Save your protests about City Council for April 27, 2021

You can save your thanks for later.
Yes, the 16,994 people who did not vote in Morgantown’s City Council election owe the 1,630 people who did vote a debt of gratitude.
After all, it was each of you no-shows who allowed them to determine the outcome of this election for you.
Of course, many may not be exactly happy about the outcome of this election. And they may be even more unhappy in the near future.
Issues ranging from an additional 1 percent sales tax to annexation and a potential new municipal fee were all only in play months ago.
But t now City Council is looking at clear sailing for years to come, it’s   ready to seriously go to work on those issues and others immediately.
It’s not unusual for a crisis to spur people to action. Problem is, if new taxes and fees or annexation are not your thing you’ll have to wait until April 27, 2021, to express your disfavor.
But looking beyond any of those issues or others up the road, the real crisis here is the appalling turnout by eligible voters in Morgantown’s muncipal election.
Take just the fact that there were 600 more registered voters in Morgantown this week than in April 2017, but more than 1,000 fewer voters cast a ballot.
In 2017, with each of the city’s seven wards contested, that election’s turnout of 14.8 percent — 8.7 percent this year — looks like a downpour compared to the sprinkle of ballots cast Tuesday.
Say what you want to about the candidates, their positions, or even the weather lately, this doesn’t make sense.
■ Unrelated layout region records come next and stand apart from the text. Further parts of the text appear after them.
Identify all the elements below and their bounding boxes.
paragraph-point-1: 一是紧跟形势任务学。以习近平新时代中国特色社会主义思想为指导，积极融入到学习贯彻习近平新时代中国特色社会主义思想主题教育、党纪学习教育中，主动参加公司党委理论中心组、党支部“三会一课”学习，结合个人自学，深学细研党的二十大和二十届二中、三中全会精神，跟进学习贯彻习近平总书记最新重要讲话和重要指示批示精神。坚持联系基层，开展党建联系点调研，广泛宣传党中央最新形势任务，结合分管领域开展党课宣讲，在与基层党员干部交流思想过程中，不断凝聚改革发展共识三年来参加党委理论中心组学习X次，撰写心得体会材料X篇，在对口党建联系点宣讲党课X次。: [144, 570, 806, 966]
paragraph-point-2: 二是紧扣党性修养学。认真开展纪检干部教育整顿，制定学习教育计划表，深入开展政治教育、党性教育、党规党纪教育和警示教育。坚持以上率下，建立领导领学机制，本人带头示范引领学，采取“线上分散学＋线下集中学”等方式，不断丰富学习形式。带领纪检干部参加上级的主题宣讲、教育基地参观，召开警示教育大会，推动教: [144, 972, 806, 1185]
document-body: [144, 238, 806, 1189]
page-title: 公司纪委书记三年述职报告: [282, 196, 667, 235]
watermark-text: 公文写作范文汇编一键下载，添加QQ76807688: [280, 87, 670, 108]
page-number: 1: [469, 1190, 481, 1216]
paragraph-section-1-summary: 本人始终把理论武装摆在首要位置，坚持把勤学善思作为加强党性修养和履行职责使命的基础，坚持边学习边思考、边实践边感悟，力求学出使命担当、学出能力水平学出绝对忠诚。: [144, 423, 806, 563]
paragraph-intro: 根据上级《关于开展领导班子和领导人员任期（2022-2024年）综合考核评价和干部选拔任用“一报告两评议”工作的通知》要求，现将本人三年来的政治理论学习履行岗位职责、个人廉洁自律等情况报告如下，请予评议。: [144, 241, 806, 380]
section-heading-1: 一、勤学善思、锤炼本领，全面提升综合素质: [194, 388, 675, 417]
Especially in a city like ours, which is home to some of the most educated, affluent and articulate people statewide.
True, we didn’t  bottom out Tuesday. That low mark belongs to 2007  with a 1.5 percent turnout and 1999 with 2.8 percent.
But we can easily explain that away by the fact that only seven candidates bothered to even run for council’s seven seats then.
Although two seats in the seven wards were unopposed this year, and two others featured write-in candidates not on the ballot, there were still 14 candidates to choose from.
Clearly, some still care enough about democracy to vote and enough about who our leaders are to elect them.
This election was also reported on by local media for weeks and conducted by the city clerk’s office well and beyond reproach.
And to their credit, the  candidates did not stoop to the kind of  down and dirty campaigning that can deter voter turnout.
But people need to understand, when they choose not to vote, there will be consequences.
Worse than consequences to your wallet or purse, too.
More importantly, you gave up your license to complain.